As I've said, many, many, many times already, we already have a system in place to say that two people both have rights, but in some instances, one of those person's rights take precedence over another person's rights-- like in cases of killing in self-defense.
And we do give rights to animals. Just not the same we give to humans.
You know rights are just something humans made up, right?
I saw what you did. I've been saying over and over again that I am pro choice. I don't think the rights of a zygote supersede the rights of a pregnant person, without qualifier.
I'm unsure what you're referencing. Is it something I said? If so, can you point it out directly? I want to improve myself if I'm saying something that's causing confusion.
I don't think there needs to be a line at all. What pregnant person is waiting 4 months to decide to carry to term? If it's happening that late, it's because they've been forced to by medical circumstance, not idle fancy. Adding the line just makes it so there are edge cases where injustice can still occur. I suppose it would be just as effective to leave the late term stuff as "for medical purposes only" but I honestly don't think it's required.
And we’re saying that you can make the point without dog-whistling your republican friends.
Is my semen the land mine in this metaphor? And a vagina is the field? Or am I missing something here?

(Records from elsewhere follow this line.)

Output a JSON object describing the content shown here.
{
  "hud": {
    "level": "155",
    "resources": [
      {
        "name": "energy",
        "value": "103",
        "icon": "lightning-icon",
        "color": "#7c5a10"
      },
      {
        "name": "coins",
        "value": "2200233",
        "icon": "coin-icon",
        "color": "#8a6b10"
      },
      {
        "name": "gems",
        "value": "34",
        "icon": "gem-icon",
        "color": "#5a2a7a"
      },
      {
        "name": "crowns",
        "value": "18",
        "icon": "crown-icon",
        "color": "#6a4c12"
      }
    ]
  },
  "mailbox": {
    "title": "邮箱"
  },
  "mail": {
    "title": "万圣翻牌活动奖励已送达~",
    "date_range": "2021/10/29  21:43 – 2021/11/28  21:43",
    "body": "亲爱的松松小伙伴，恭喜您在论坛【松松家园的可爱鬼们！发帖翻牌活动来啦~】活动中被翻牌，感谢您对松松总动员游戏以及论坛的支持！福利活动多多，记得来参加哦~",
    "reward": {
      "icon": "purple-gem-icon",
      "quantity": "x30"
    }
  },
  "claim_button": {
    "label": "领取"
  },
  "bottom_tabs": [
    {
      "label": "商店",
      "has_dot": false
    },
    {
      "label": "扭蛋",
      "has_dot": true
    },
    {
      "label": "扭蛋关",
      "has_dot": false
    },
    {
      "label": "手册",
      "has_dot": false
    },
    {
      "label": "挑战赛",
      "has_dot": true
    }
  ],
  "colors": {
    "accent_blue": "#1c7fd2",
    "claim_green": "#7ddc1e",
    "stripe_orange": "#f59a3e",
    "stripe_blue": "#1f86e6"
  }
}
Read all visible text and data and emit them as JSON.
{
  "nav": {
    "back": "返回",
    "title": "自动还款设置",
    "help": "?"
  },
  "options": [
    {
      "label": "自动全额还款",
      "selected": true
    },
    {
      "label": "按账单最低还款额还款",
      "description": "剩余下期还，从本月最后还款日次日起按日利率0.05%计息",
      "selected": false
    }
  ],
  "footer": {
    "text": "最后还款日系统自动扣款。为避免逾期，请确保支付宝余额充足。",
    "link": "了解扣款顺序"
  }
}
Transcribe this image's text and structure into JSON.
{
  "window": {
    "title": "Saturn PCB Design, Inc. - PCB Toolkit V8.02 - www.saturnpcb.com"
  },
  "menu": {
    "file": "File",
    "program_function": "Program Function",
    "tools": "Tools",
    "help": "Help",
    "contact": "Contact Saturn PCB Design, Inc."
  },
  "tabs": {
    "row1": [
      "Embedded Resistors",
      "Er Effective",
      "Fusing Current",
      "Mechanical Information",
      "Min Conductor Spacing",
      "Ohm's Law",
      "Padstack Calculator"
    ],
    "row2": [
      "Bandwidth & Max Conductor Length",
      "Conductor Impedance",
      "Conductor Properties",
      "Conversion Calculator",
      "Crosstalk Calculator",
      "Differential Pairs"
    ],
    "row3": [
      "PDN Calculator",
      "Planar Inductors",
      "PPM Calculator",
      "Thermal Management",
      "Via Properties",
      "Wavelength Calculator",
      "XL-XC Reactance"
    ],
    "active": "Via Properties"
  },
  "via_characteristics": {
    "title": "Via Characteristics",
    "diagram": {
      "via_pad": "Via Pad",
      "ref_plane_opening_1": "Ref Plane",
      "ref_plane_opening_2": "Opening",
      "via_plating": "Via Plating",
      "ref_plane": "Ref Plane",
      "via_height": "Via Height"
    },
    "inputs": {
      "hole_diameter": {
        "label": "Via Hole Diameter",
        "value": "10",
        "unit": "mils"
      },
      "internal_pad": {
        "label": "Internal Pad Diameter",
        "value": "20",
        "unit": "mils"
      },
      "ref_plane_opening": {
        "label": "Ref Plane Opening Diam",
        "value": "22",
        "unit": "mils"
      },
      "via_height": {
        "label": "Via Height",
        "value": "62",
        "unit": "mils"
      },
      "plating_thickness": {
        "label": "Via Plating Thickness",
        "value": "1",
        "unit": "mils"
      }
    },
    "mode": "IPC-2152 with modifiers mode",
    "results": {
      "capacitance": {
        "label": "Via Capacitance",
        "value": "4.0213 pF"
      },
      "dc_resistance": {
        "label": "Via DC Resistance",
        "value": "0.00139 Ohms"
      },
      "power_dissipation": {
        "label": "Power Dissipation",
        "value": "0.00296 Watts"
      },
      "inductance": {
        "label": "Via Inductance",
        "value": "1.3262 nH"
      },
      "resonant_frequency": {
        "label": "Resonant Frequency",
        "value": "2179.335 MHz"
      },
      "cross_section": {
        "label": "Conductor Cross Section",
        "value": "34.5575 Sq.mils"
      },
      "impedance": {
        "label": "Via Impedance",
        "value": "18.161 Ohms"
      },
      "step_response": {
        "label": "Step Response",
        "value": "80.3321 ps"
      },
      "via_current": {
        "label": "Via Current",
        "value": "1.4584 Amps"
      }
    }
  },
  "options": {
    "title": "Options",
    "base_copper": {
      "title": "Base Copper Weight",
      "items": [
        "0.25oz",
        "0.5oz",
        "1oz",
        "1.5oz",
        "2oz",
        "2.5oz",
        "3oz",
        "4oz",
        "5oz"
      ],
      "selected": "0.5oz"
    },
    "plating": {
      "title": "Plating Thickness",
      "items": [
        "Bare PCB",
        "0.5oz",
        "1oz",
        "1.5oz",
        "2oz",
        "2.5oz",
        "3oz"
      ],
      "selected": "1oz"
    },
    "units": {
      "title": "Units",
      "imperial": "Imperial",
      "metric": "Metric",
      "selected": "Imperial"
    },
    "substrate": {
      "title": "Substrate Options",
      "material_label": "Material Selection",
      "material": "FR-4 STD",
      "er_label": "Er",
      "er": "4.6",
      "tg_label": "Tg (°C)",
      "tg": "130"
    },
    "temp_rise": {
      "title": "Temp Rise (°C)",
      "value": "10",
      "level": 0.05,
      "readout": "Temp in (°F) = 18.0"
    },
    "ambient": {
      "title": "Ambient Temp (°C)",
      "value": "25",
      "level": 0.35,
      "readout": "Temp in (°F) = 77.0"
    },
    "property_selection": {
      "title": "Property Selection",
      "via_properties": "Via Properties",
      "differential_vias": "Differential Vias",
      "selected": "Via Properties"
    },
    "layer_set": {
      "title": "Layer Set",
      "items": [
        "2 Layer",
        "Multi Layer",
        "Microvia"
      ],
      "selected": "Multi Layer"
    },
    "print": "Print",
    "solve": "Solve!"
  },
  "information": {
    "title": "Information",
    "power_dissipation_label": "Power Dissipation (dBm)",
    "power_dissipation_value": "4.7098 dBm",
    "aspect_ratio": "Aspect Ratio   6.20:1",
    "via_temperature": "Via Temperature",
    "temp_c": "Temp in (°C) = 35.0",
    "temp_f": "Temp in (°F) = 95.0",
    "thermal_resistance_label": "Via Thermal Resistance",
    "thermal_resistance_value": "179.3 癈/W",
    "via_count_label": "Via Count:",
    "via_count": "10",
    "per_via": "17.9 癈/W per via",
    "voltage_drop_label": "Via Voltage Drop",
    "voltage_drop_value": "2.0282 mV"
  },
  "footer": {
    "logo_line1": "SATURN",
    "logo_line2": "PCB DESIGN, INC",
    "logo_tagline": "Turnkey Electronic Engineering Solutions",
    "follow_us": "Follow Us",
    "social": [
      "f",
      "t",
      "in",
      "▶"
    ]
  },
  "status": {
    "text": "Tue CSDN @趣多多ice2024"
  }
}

Yes but a mine can kill a real life person who can be injured or die which has a real world negative effect on society. A person having an abortion has no impact on society outside of some lame thought experiment. Have you read this famous essay about the morality of requiring someone to continue a pregnancy?
https://spot.colorado.edu/~heathwoo/Phil160,Fall02/thomson.htm
I was only pointing out that we do care what happens to people even if they haven't been born at the time the actions take place. Because many people believe, in error, that "the zygote hasn't been born yet" is evidence that we should not care what happens to it.